The Covid-19 pandemic has, undoubtedly, increased the need for adopting different digital technologies in all economic, industrial and business sectors.
Cyprus has taken considerable steps towards the adoption of digital technologies by incorporating the provisions of Regulation 910/2014/EU (hereinafter the “Regulation”), in its national legislation with the enactment of Law 55(I)/18 (hereinafter the” Law”). Both the Law and Regulation establish a legal framework for e-signatures, e-seals, e-documents and in general all forms of electronic identification.
Additionally, on the 1st of March 2020, the Deputy Ministry of Research, Innovation and Digital Policy was established, one of the most important goals of which, is the adoption of a national digital policy and the creation of a powerful digital economy.
As the Deputy Minister of Research, Innovation and Digital Policy says, more digital services will be made available for the public in a few months. Such services seem to include the issuance of a certified copy of birth certificate, the transfer of immovable property to an individual or even the registration of a company with the Registrar of Companies.
What the Deputy Minister has initiated to do is to take small steps to automate services in all ministries and departments for the benefit of individuals and businesses.
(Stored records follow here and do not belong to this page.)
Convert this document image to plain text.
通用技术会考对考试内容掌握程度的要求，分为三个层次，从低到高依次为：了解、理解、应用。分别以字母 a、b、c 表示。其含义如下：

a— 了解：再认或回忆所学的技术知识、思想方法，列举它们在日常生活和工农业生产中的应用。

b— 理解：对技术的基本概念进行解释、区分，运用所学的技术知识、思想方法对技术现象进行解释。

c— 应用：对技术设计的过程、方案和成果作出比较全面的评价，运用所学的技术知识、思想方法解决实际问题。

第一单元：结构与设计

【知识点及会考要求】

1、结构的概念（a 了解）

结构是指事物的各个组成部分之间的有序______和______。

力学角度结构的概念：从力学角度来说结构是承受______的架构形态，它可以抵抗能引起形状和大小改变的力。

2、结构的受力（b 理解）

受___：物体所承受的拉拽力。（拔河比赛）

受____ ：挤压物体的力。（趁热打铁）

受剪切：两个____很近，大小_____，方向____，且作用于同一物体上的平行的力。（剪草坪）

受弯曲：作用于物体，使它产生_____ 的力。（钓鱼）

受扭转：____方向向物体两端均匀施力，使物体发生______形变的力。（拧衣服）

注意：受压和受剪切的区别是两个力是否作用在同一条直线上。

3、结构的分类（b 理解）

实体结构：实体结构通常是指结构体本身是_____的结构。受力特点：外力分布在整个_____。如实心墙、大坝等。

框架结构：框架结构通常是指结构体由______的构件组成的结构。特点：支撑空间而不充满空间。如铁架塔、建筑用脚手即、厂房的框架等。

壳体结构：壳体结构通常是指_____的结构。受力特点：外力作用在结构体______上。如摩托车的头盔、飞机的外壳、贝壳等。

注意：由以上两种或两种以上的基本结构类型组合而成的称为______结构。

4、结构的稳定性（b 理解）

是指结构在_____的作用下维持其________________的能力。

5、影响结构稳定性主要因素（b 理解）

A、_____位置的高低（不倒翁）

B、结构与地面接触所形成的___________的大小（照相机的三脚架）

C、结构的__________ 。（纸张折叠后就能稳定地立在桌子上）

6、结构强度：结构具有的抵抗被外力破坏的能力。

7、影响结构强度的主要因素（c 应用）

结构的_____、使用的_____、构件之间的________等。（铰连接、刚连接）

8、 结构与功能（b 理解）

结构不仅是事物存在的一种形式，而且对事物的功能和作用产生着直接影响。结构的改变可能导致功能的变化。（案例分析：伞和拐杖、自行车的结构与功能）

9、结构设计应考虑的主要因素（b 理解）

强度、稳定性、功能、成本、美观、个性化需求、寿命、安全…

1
These actions were part of a long-term, two or three year plan, but as it seems, efforts are being made for the necessary procedures to be concluded within the following months.
An example of the goals set by the Government concerns the Citizens Service Centres which up to now used to accept around 1,000 visitors per day. The goal is to offer services electronically so that the above number will be reduced to 100 to 200 visitors per day.
Other government departments that seem to be in imminent need for digital upgrade is the Registrar of Companies, the Town Planning and Housing Department and the Land Registry, while large projects such as the digitalization of hospitals and courts are estimated to continue according to plan.
Additionally, the Government seems to be in consultation with the Association of Cyprus Banks so as to permit to individuals and businesses to conclude their transactions electronically without being necessary for them to be physically present in order to sign the appropriate documents.
What is in fact stressed by the Deputy Minister of Research, Innovation and Digital Policy, is that the acquisition of an e-signature, in compliance with the provisions of the Law and Regulation, is a necessary precondition for the said services to be carried out electronically.
According to the Regulation, an e-signature can be obtained by a qualified trust service provider. Currently, in Cyprus, there is only one provider listed in the Trusted List Browser that is authorized to provide certificates for qualified e-signatures and that is, JCC Payment Systems Ltd. The Cyprus Stock Exchange, has assumed the role of a local registration authority mediating between the applicant and the trusted provider for the issuance of a qualified certificate for e-signatures. It is noted that according to the Regulation the acquisition of a qualified signature shall have the equivalent legal effect of a handwritten signature (Article 25).
Of course, the legal effect of e-signatures remains to be seen, as, there is no relevant case law indicating how documents bearing an e-signature will be treated by Cyprus Courts. However, it seems that the Cyprus Government is placing the project of introducing digital technologies in everyday transactions at its top priorities while it is commonly admitted that the coronavirus crisis has made the Government to review and reshape its way of thinking and take considerable steps towards the creation of a new era which will respond more effectively to the needs this new state of affairs.